Following a recent court defeat in Pennsylvania over voting rights and election access, Republicans are planning to appeal to the U.S. Supreme Court, according to recent court filings. This appeal would be coming after the recent death of U.S. Supreme Court Justice Ruth Bader Ginsburg, which left the court with eight Justices in total, five of whom lean conservative and three of whom lean liberal. Republicans may be hoping to exploit the new ideological alignment on the court for their own partisan advantages. They’re fighting against a planned extension of the Pennsylvania deadline for receiving mail-in ballots, which is meant to compensate for recent slowdowns at the Postal Service.
In the case that the GOP is planning to appeal to the Supreme Court, a top court in Pennsylvania recently ruled that the deadline for receiving mail-in ballots could be extended to the third day after Election Day, although mail-in ballots still have to be postmarked by Election Day itself. The ruling included the specific provision that ballots would be required to have a postmark proving that they were dropped off by Election Day, and, if they didn’t have the postmark but arrived within the three-day period, then they would be assumed to have been mailed by Election Day unless a “preponderance of the evidence” indicated otherwise.
Republicans claim that extending the deadline for receiving mail-in ballots could open the door to fraudulent ballots that were mailed after Election Day getting included in final counts. It’s unclear what if any evidence that they may have for this claim. The seemingly imaginary fraudulent scheme that Republicans are sounding an alarm about would entail somehow managing to get a presumably significant number of ballots in the mail after Election Day without a postmark and then delivered to election authorities within a three-day period, amidst national slowdowns in mail service.
On Monday night, the Republican Party of Pennsylvania asked the state’s top court to pause the implementation of its ruling, which they explained was meant to provide them an opportunity to appeal to the Supreme Court.

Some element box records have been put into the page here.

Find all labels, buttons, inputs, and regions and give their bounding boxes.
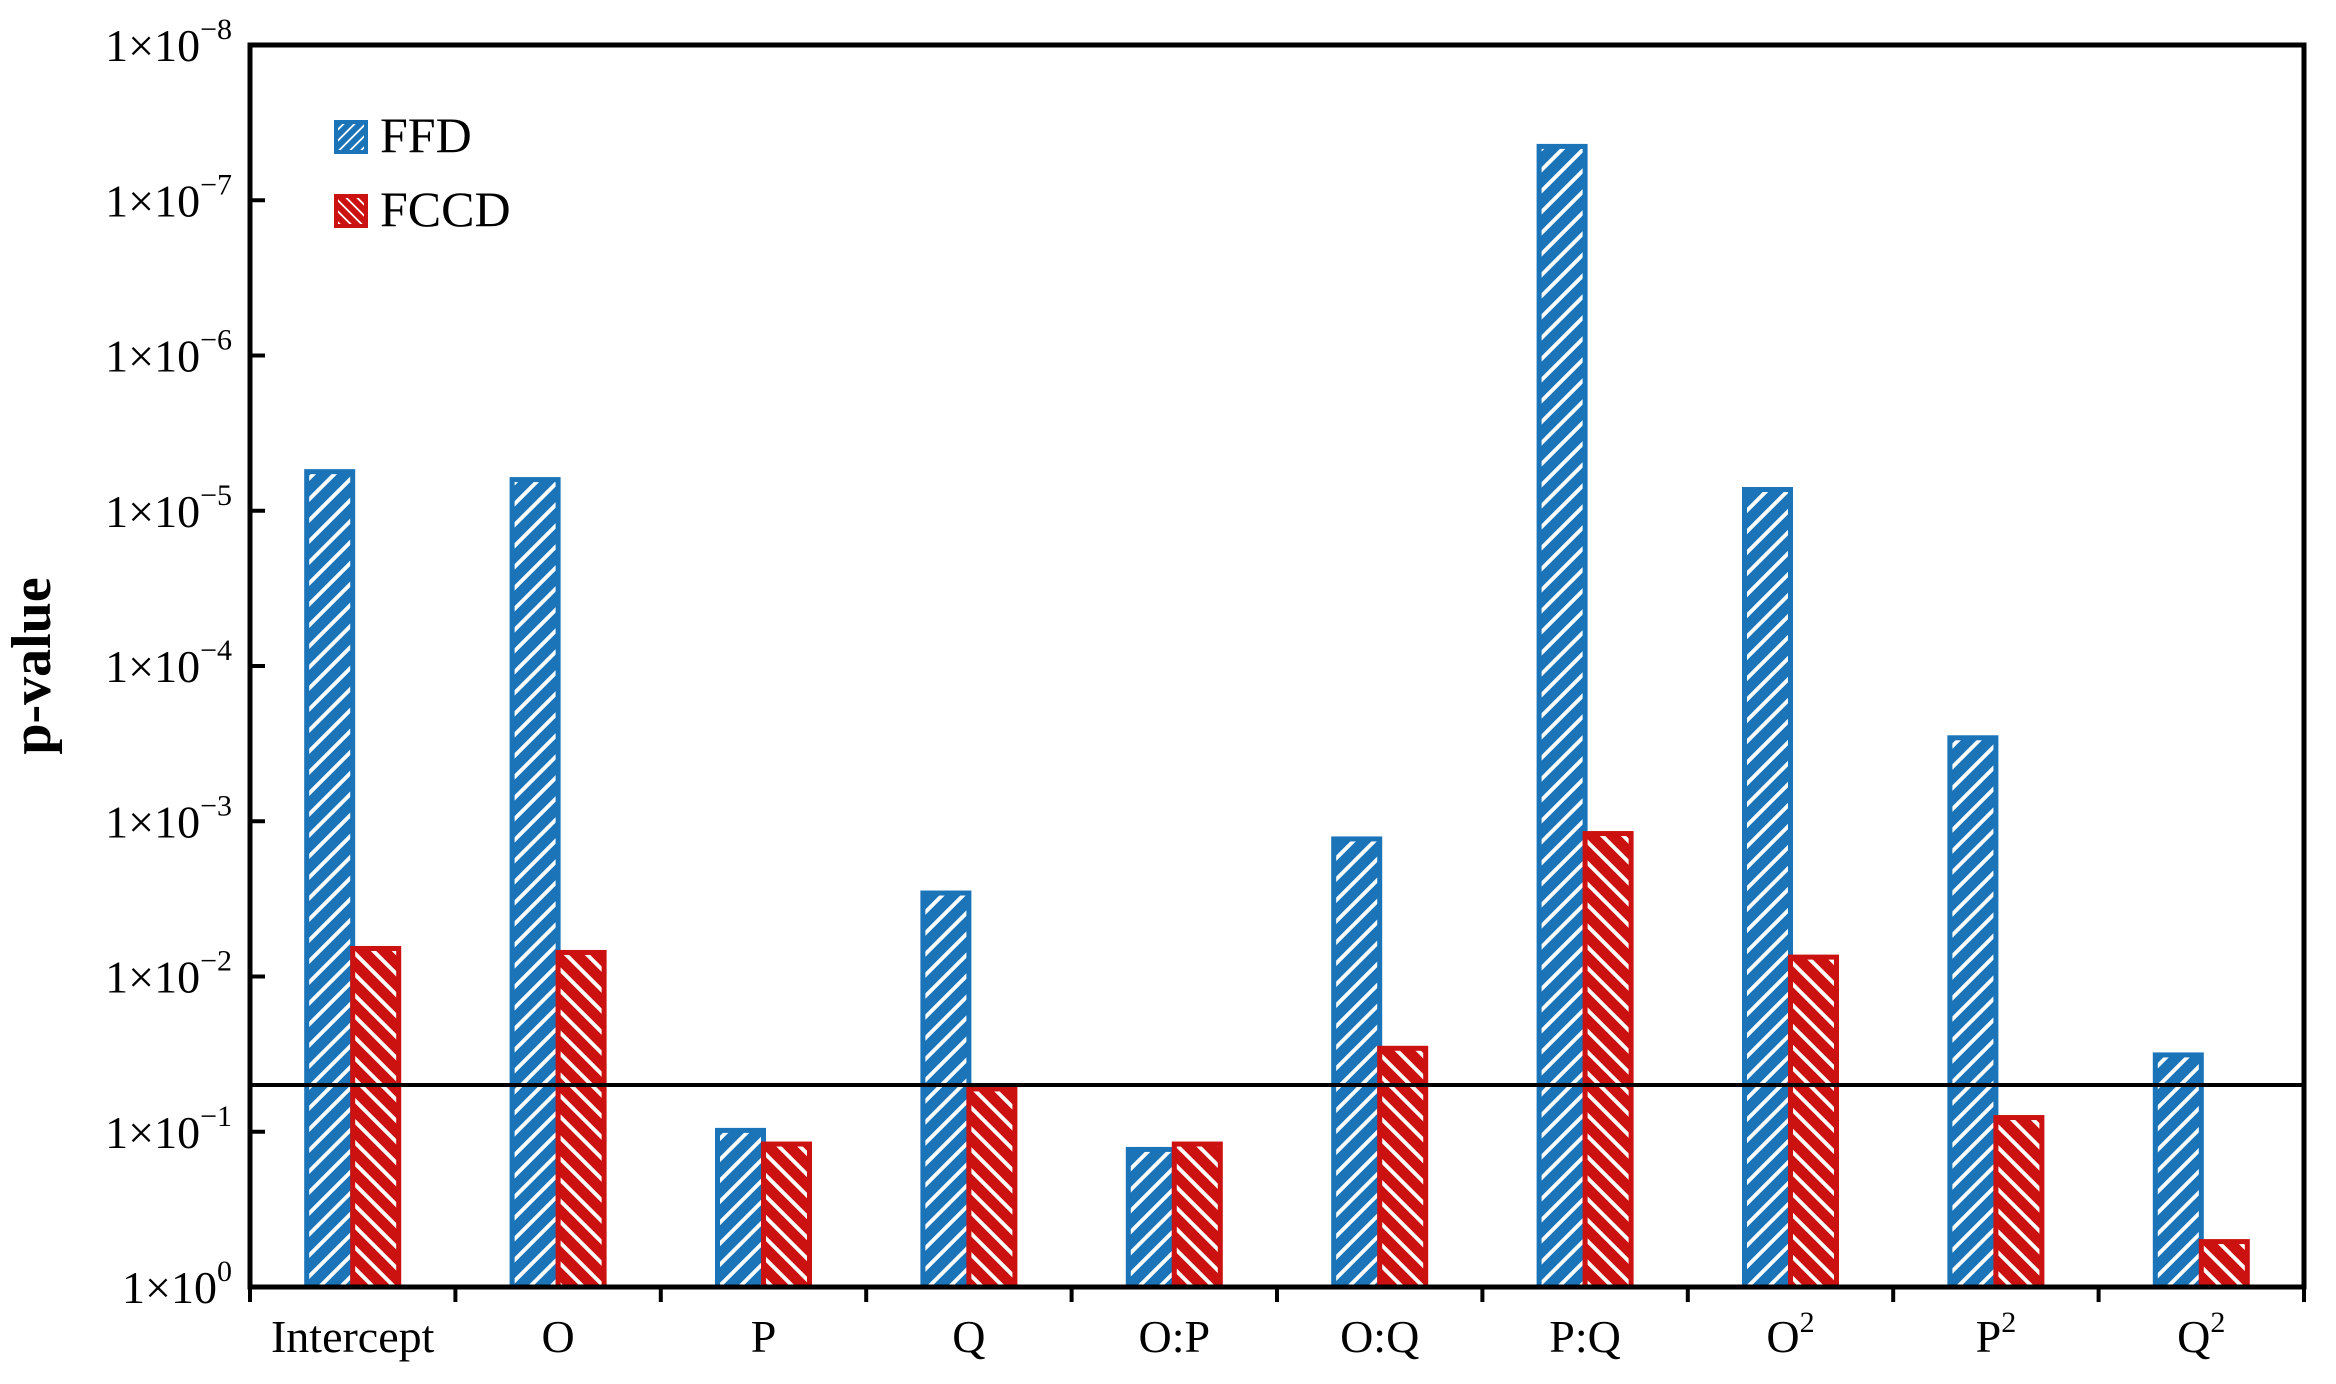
legend-label-ffd: FFD <box>380 107 472 163</box>
bar-ffd-3 <box>920 890 972 1290</box>
legend-label-fccd: FCCD <box>380 181 511 237</box>
bar-fccd-3 <box>966 1086 1018 1290</box>
y-tick-label: 1×10−6 <box>105 324 232 382</box>
bar-ffd-2 <box>715 1127 766 1290</box>
x-category-label: O2 <box>1766 1306 1814 1362</box>
x-category-label: Q2 <box>2177 1306 2225 1362</box>
y-tick-label: 1×10−7 <box>105 168 232 226</box>
bar-fccd-9 <box>2198 1239 2250 1290</box>
bar-ffd-7 <box>1742 487 1793 1290</box>
labels-layer: 1×10−8 1×10−7 1×10−6 1×10−5 1×10−4 1×10−3 1×10… <box>105 13 2225 1362</box>
legend-swatch-ffd-icon <box>334 120 368 154</box>
x-category-label: O:P <box>1139 1311 1211 1362</box>
bar-ffd-1 <box>509 477 561 1290</box>
bar-fccd-0 <box>350 945 402 1290</box>
x-category-label: O <box>541 1311 574 1362</box>
y-tick-label: 1×100 <box>122 1255 232 1313</box>
y-tick-label: 1×10−1 <box>105 1100 232 1158</box>
x-category-label: P <box>751 1311 777 1362</box>
bar-ffd-5 <box>1331 836 1383 1290</box>
bar-ffd-8 <box>1947 735 1999 1290</box>
bar-fccd-7 <box>1788 954 1839 1290</box>
x-category-label: P:Q <box>1549 1311 1621 1362</box>
bar-fccd-4 <box>1171 1141 1223 1290</box>
bars-layer <box>304 143 2250 1290</box>
bar-ffd-9 <box>2152 1052 2204 1290</box>
y-axis-title: p-value <box>1 577 63 754</box>
y-tick-label: 1×10−3 <box>105 789 232 847</box>
bar-fccd-6 <box>1582 831 1634 1290</box>
bar-fccd-1 <box>555 949 607 1290</box>
x-category-label: P2 <box>1976 1306 2017 1362</box>
x-category-label: Intercept <box>271 1311 435 1362</box>
ticks-layer <box>248 43 2306 1302</box>
y-tick-label: 1×10−8 <box>105 13 232 71</box>
y-tick-label: 1×10−4 <box>105 634 232 692</box>
bar-ffd-4 <box>1125 1146 1177 1290</box>
x-category-label: O:Q <box>1340 1311 1419 1362</box>
bar-fccd-8 <box>1993 1115 2045 1290</box>
bar-ffd-0 <box>304 469 356 1290</box>
x-category-label: Q <box>952 1311 985 1362</box>
legend: FFD FCCD <box>334 107 511 237</box>
legend-swatch-fccd-icon <box>334 194 368 228</box>
y-tick-label: 1×10−5 <box>105 479 232 537</box>
bar-fccd-2 <box>761 1141 812 1290</box>
bar-ffd-6 <box>1536 143 1588 1290</box>
y-tick-label: 1×10−2 <box>105 945 232 1003</box>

‘The court’s judgment… creates a serious likelihood that Pennsylvania’s imminent general election will be tainted by votes that were illegally cast or mailed after Election Day… The Republican Party of Pennsylvania respectfully asks the court for a partial stay of its judgment, pending disposition of (our) forthcoming stay application and petition for writ of certiorari to the U.S. Supreme Court.’
It’s unclear if or when the Supreme Court might actually take up Pennsylvania Republicans’ case for consideration. It’s also unclear when precisely that Trump’s planned replacement for Ginsburg might be confirmed, although Senate Republicans have made clear that they’re in a hurry.
Trump, on his own time, has pushed many conspiracy theories about the upcoming election. He has claimed that a widespread usage of mail-in ballots will irreparably damage the legitimacy of the election results, but there’s no evidence for this claim. He’s even claimed that foreign countries could submit fraudulent ballots to be tabulated among legitimate mail-in ballots. There’s no evidence for this claim either.